A bijection (or bijective function or one-to-one correspondence) is a function giving an exact pairing of the elements of two sets. Every element of one set is paired with exactly one element of the other set, and every element of the other set is paired with exactly one element of the first set. There are no unpaired elements. In formal mathematical terms, a bijective function $f: X \to Y$ is a one-to-one and onto mapping of a set $X$ to a set $Y$.

A bijection from the set $X$ to the set $Y$ has an inverse function from $Y$ to $X$. If $X$ and $Y$ are finite sets, then the existence of a bijection means they have the same number of elements.
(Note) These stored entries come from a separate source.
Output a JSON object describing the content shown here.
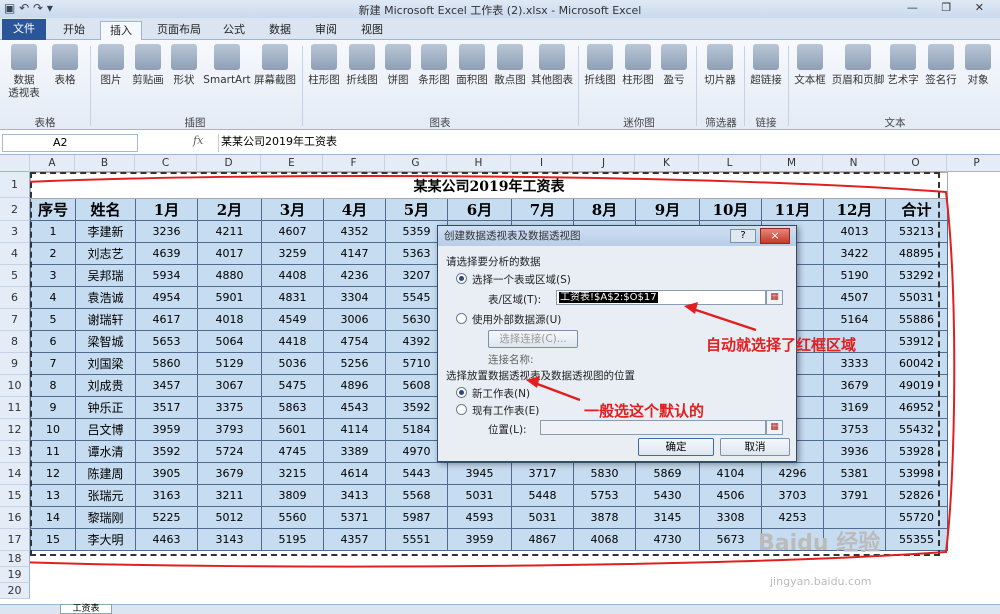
{
  "window": {
    "title": "新建 Microsoft Excel 工作表 (2).xlsx - Microsoft Excel"
  },
  "tabs": [
    "文件",
    "开始",
    "插入",
    "页面布局",
    "公式",
    "数据",
    "审阅",
    "视图"
  ],
  "ribbon": {
    "buttons": [
      "数据\n透视表",
      "表格",
      "图片",
      "剪贴画",
      "形状",
      "SmartArt",
      "屏幕截图",
      "柱形图",
      "折线图",
      "饼图",
      "条形图",
      "面积图",
      "散点图",
      "其他图表",
      "折线图",
      "柱形图",
      "盈亏",
      "切片器",
      "超链接",
      "文本框",
      "页眉和页脚",
      "艺术字",
      "签名行",
      "对象"
    ],
    "groups": [
      "表格",
      "插图",
      "图表",
      "迷你图",
      "筛选器",
      "链接",
      "文本"
    ]
  },
  "formula_bar": {
    "name_box": "A2",
    "fx": "fx",
    "formula": "某某公司2019年工资表"
  },
  "columns": [
    "A",
    "B",
    "C",
    "D",
    "E",
    "F",
    "G",
    "H",
    "I",
    "J",
    "K",
    "L",
    "M",
    "N",
    "O",
    "P"
  ],
  "rows": [
    "1",
    "2",
    "3",
    "4",
    "5",
    "6",
    "7",
    "8",
    "9",
    "10",
    "11",
    "12",
    "13",
    "14",
    "15",
    "16",
    "17",
    "18",
    "19",
    "20"
  ],
  "sheet": {
    "title": "某某公司2019年工资表",
    "headers": [
      "序号",
      "姓名",
      "1月",
      "2月",
      "3月",
      "4月",
      "5月",
      "6月",
      "7月",
      "8月",
      "9月",
      "10月",
      "11月",
      "12月",
      "合计"
    ],
    "rows": [
      [
        "1",
        "李建新",
        "3236",
        "4211",
        "4607",
        "4352",
        "5359",
        "",
        "",
        "",
        "",
        "",
        "",
        "4013",
        "53213"
      ],
      [
        "2",
        "刘志艺",
        "4639",
        "4017",
        "3259",
        "4147",
        "5363",
        "",
        "",
        "",
        "",
        "",
        "",
        "3422",
        "48895"
      ],
      [
        "3",
        "吴邦瑞",
        "5934",
        "4880",
        "4408",
        "4236",
        "3207",
        "",
        "",
        "",
        "",
        "",
        "",
        "5190",
        "53292"
      ],
      [
        "4",
        "袁浩诚",
        "4954",
        "5901",
        "4831",
        "3304",
        "5545",
        "",
        "",
        "",
        "",
        "",
        "",
        "4507",
        "55031"
      ],
      [
        "5",
        "谢瑞轩",
        "4617",
        "4018",
        "4549",
        "3006",
        "5630",
        "",
        "",
        "",
        "",
        "",
        "",
        "5164",
        "55886"
      ],
      [
        "6",
        "梁智城",
        "5653",
        "5064",
        "4418",
        "4754",
        "4392",
        "",
        "",
        "",
        "",
        "",
        "",
        "",
        "53912"
      ],
      [
        "7",
        "刘国梁",
        "5860",
        "5129",
        "5036",
        "5256",
        "5710",
        "",
        "",
        "",
        "",
        "",
        "",
        "3333",
        "60042"
      ],
      [
        "8",
        "刘成贵",
        "3457",
        "3067",
        "5475",
        "4896",
        "5608",
        "",
        "",
        "",
        "",
        "",
        "",
        "3679",
        "49019"
      ],
      [
        "9",
        "钟乐正",
        "3517",
        "3375",
        "5863",
        "4543",
        "3592",
        "",
        "",
        "",
        "",
        "",
        "",
        "3169",
        "46952"
      ],
      [
        "10",
        "吕文博",
        "3959",
        "3793",
        "5601",
        "4114",
        "5184",
        "",
        "",
        "",
        "",
        "",
        "",
        "3753",
        "55432"
      ],
      [
        "11",
        "谭水清",
        "3592",
        "5724",
        "4745",
        "3389",
        "4970",
        "",
        "",
        "",
        "",
        "",
        "",
        "3936",
        "53928"
      ],
      [
        "12",
        "陈建周",
        "3905",
        "3679",
        "3215",
        "4614",
        "5443",
        "3945",
        "3717",
        "5830",
        "5869",
        "4104",
        "4296",
        "5381",
        "53998"
      ],
      [
        "13",
        "张瑞元",
        "3163",
        "3211",
        "3809",
        "3413",
        "5568",
        "5031",
        "5448",
        "5753",
        "5430",
        "4506",
        "3703",
        "3791",
        "52826"
      ],
      [
        "14",
        "黎瑞刚",
        "5225",
        "5012",
        "5560",
        "5371",
        "5987",
        "4593",
        "5031",
        "3878",
        "3145",
        "3308",
        "4253",
        "",
        "55720"
      ],
      [
        "15",
        "李大明",
        "4463",
        "3143",
        "5195",
        "4357",
        "5551",
        "3959",
        "4867",
        "4068",
        "4730",
        "5673",
        "",
        "",
        "55355"
      ]
    ]
  },
  "dialog": {
    "title": "创建数据透视表及数据透视图",
    "help": "?",
    "close": "×",
    "section1": "请选择要分析的数据",
    "opt_range": "选择一个表或区域(S)",
    "range_label": "表/区域(T):",
    "range_value": "工资表!$A$2:$O$17",
    "opt_external": "使用外部数据源(U)",
    "choose_conn": "选择连接(C)...",
    "conn_name": "连接名称:",
    "section2": "选择放置数据透视表及数据透视图的位置",
    "opt_new": "新工作表(N)",
    "opt_existing": "现有工作表(E)",
    "location_label": "位置(L):",
    "ok": "确定",
    "cancel": "取消"
  },
  "annotations": {
    "auto_select": "自动就选择了红框区域",
    "default": "一般选这个默认的"
  },
  "sheet_tab": "工资表",
  "watermark": {
    "main": "Baidu 经验",
    "sub": "jingyan.baidu.com"
  },
  "colors": {
    "cell_fill": "#c6dcf0",
    "annotation": "#e02020",
    "file_tab": "#2a5699"
  }
}
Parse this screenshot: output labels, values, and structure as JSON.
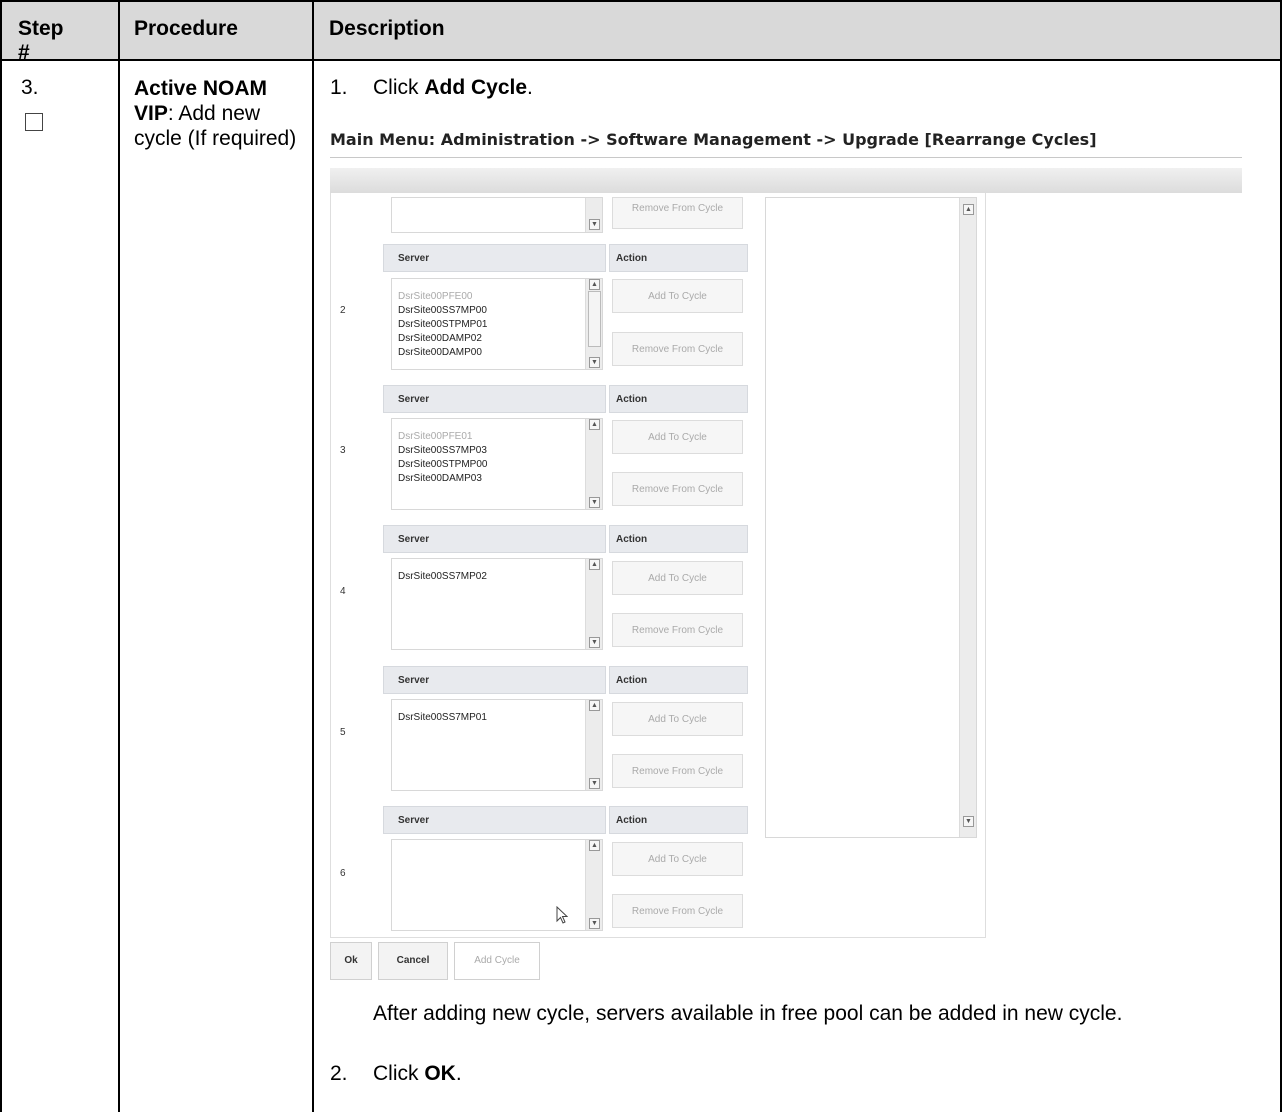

For infinite sets the picture is more complex, leading to the concept of cardinal number, a way to distinguish the various sizes of infinite sets.

The definition of bijection is below.

Function $f: X \to Y$ is called bijection (and marked $f: X \to Y$) if:

1. $\forall x_{1} \in X, \forall x_{2} \in X, (f(x_{1}) = f(x_{2}) \rightarrow x_{1} = x_{2})$

2. $\forall y \in Y, \exists x \in X f(x) = y$

Let's check these conditions for our function $O$.

$\forall u, w \in V$ let's consider if $(O(u) = O(w)$ involves $u = w)$

If $O(u) = O(w)$, then $(u_{1}, \ldots, u_{n}) = (w_{1}, \ldots, w_{n})$ and this could be if and only if $u_{i} = w_{i} \ \forall i = \overline{1, n}$.

That means, the $1^{\text{st}}$ condition is true for function $O$.

Let's check the $2^{\text{nd}}$.

As we know

$\forall y = (y_{1},\dots ,y_{n})\in O(V)\ \exists$ linear combination $y_{1}v_{1} + y_{2}v_{2} + \dots + y_{n}v_{n}$, and as we know that $y\in V$, so it means that $\exists$ some vector $a$, for which $a = y_1v_1 + y_2v_2 + \dots + y_nv_n$. If it was wrong, then the element $y$ couldn't exist in $O(V)$.

So, the second condition is also true.

The function $O$ is a bijection on vector space $V$.